2. Gayatri Spivak laments the loss of “anticolonial internationalism” (Citation2013, 231) from a time before postcolonial studies became more “diversified”, replete with “competition and collaboration” (223), though there is still reason to embrace “the scope and range of postcolonial studies” (Citation2014, 185).

3. Katherine Frank (Citation2011) outlines Defoe’s default approach: “When Defoe found a rich seam – his own or someone else’s – he mined it for all it was worth” (21). Frank favours Knox marooned on Ceylon (modern Sri Lanka) as the prime source.

4. Ann Marie Fallon also means Defoe becomes “unmoored” in religion: not only is there no further mention of Islam, as the third instalment becomes a meditation on deception, but the absence of Asia in Fallon shipwrecks an otherwise admirable book that wants to claim Robinson Crusoe for America as part of a “Pan-American meta-narrative of différance” (Citation2011, 134 – the accented spelling not quite citing Jacques Derrida’s différance).

5. Geraldine Barnes (Citation2006), in an excellent investigation, clearly wanted to say that Swift had witnessed Jeoly flayed at an anatomy demonstration at Oxford but is unable to confirm this was the one Swift observed.
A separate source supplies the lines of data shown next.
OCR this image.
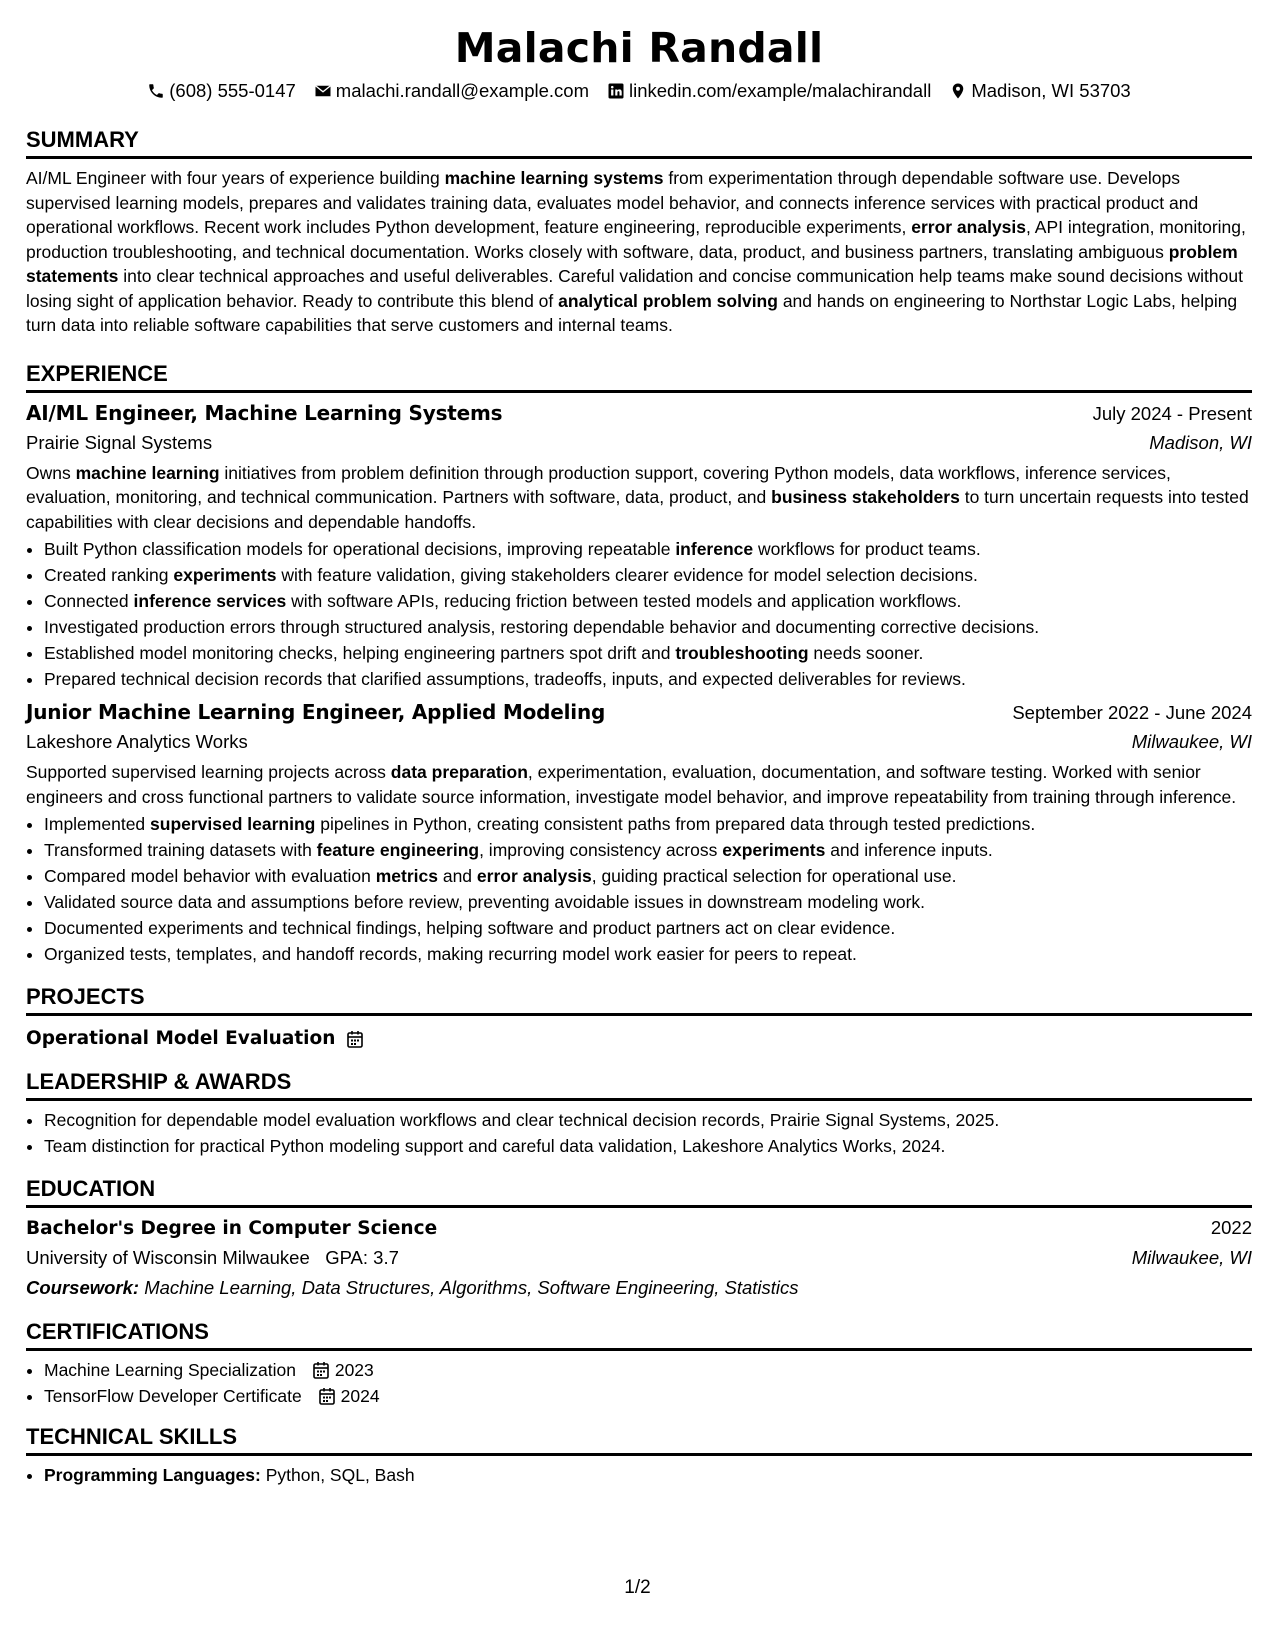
Malachi Randall
(608) 555-0147 malachi.randall@example.com linkedin.com/example/malachirandall Madison, WI 53703
SUMMARY

AI/ML Engineer with four years of experience building machine learning systems from experimentation through dependable software use. Develops supervised learning models, prepares and validates training data, evaluates model behavior, and connects inference services with practical product and operational workflows. Recent work includes Python development, feature engineering, reproducible experiments, error analysis, API integration, monitoring, production troubleshooting, and technical documentation. Works closely with software, data, product, and business partners, translating ambiguous problem statements into clear technical approaches and useful deliverables. Careful validation and concise communication help teams make sound decisions without losing sight of application behavior. Ready to contribute this blend of analytical problem solving and hands on engineering to Northstar Logic Labs, helping turn data into reliable software capabilities that serve customers and internal teams.

EXPERIENCE
AI/ML Engineer, Machine Learning Systems	July 2024 - Present
Prairie Signal Systems	Madison, WI

Owns machine learning initiatives from problem definition through production support, covering Python models, data workflows, inference services, evaluation, monitoring, and technical communication. Partners with software, data, product, and business stakeholders to turn uncertain requests into tested capabilities with clear decisions and dependable handoffs.

• Built Python classification models for operational decisions, improving repeatable inference workflows for product teams.
• Created ranking experiments with feature validation, giving stakeholders clearer evidence for model selection decisions.
• Connected inference services with software APIs, reducing friction between tested models and application workflows.
• Investigated production errors through structured analysis, restoring dependable behavior and documenting corrective decisions.
• Established model monitoring checks, helping engineering partners spot drift and troubleshooting needs sooner.
• Prepared technical decision records that clarified assumptions, tradeoffs, inputs, and expected deliverables for reviews.
Junior Machine Learning Engineer, Applied Modeling	September 2022 - June 2024
Lakeshore Analytics Works	Milwaukee, WI

Supported supervised learning projects across data preparation, experimentation, evaluation, documentation, and software testing. Worked with senior engineers and cross functional partners to validate source information, investigate model behavior, and improve repeatability from training through inference.

• Implemented supervised learning pipelines in Python, creating consistent paths from prepared data through tested predictions.
• Transformed training datasets with feature engineering, improving consistency across experiments and inference inputs.
• Compared model behavior with evaluation metrics and error analysis, guiding practical selection for operational use.
• Validated source data and assumptions before review, preventing avoidable issues in downstream modeling work.
• Documented experiments and technical findings, helping software and product partners act on clear evidence.
• Organized tests, templates, and handoff records, making recurring model work easier for peers to repeat.
PROJECTS
Operational Model Evaluation
LEADERSHIP & AWARDS
• Recognition for dependable model evaluation workflows and clear technical decision records, Prairie Signal Systems, 2025.
• Team distinction for practical Python modeling support and careful data validation, Lakeshore Analytics Works, 2024.
EDUCATION
Bachelor's Degree in Computer Science	2022
University of Wisconsin Milwaukee GPA: 3.7	Milwaukee, WI
Coursework: Machine Learning, Data Structures, Algorithms, Software Engineering, Statistics
CERTIFICATIONS
• Machine Learning Specialization
2023
• TensorFlow Developer Certificate
2024
TECHNICAL SKILLS
• Programming Languages: Python, SQL, Bash
1/2
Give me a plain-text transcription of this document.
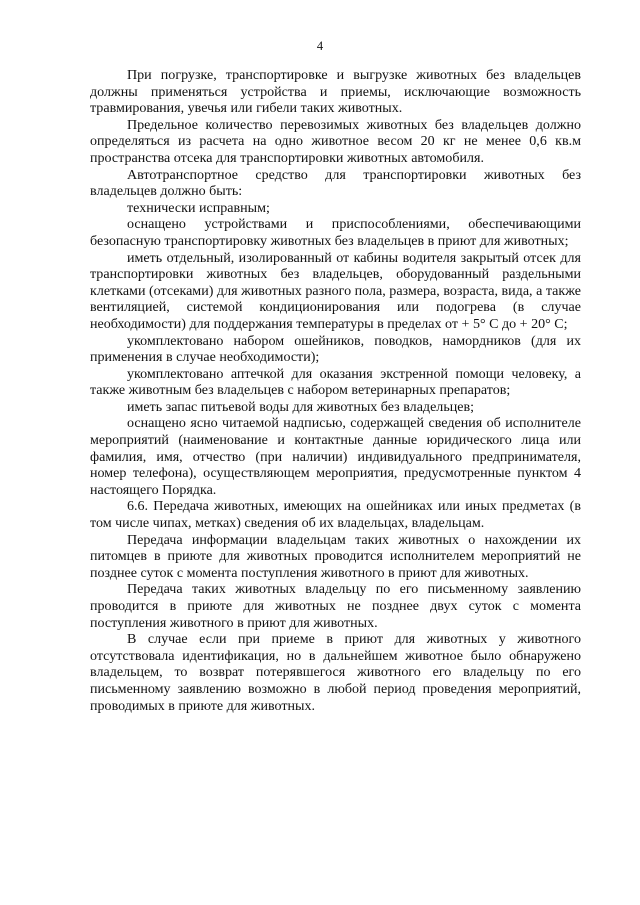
4

При погрузке, транспортировке и выгрузке животных без владельцев должны применяться устройства и приемы, исключающие возможность травмирования, увечья или гибели таких животных.

Предельное количество перевозимых животных без владельцев должно определяться из расчета на одно животное весом 20 кг не менее 0,6 кв.м пространства отсека для транспортировки животных автомобиля.

Автотранспортное средство для транспортировки животных без владельцев должно быть:

технически исправным;

оснащено устройствами и приспособлениями, обеспечивающими безопасную транспортировку животных без владельцев в приют для животных;

иметь отдельный, изолированный от кабины водителя закрытый отсек для транспортировки животных без владельцев, оборудованный раздельными клетками (отсеками) для животных разного пола, размера, возраста, вида, а также вентиляцией, системой кондиционирования или подогрева (в случае необходимости) для поддержания температуры в пределах от + 5° С до + 20° С;

укомплектовано набором ошейников, поводков, намордников (для их применения в случае необходимости);

укомплектовано аптечкой для оказания экстренной помощи человеку, а также животным без владельцев с набором ветеринарных препаратов;

иметь запас питьевой воды для животных без владельцев;

оснащено ясно читаемой надписью, содержащей сведения об исполнителе мероприятий (наименование и контактные данные юридического лица или фамилия, имя, отчество (при наличии) индивидуального предпринимателя, номер телефона), осуществляющем мероприятия, предусмотренные пунктом 4 настоящего Порядка.

6.6. Передача животных, имеющих на ошейниках или иных предметах (в том числе чипах, метках) сведения об их владельцах, владельцам.

Передача информации владельцам таких животных о нахождении их питомцев в приюте для животных проводится исполнителем мероприятий не позднее суток с момента поступления животного в приют для животных.

Передача таких животных владельцу по его письменному заявлению проводится в приюте для животных не позднее двух суток с момента поступления животного в приют для животных.

В случае если при приеме в приют для животных у животного отсутствовала идентификация, но в дальнейшем животное было обнаружено владельцем, то возврат потерявшегося животного его владельцу по его письменному заявлению возможно в любой период проведения мероприятий, проводимых в приюте для животных.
6. The allegorical acclimatization of a protagonist to maturity and trade can be seen in other coming-of-age dramas: Treasure Island, Great Expectations.

Additional information

Notes on contributors

John Hutnyk

John Hutnyk is a member of the Faculty of Social Sciences and Humanities, Ton Duc Thang University, Ho Chi Minh City, Vietnam. He has published several books and edited volumes in anthropology and cultural studies, and most recently the monograph Global South Asia on Screen, with Bloomsbury (2018).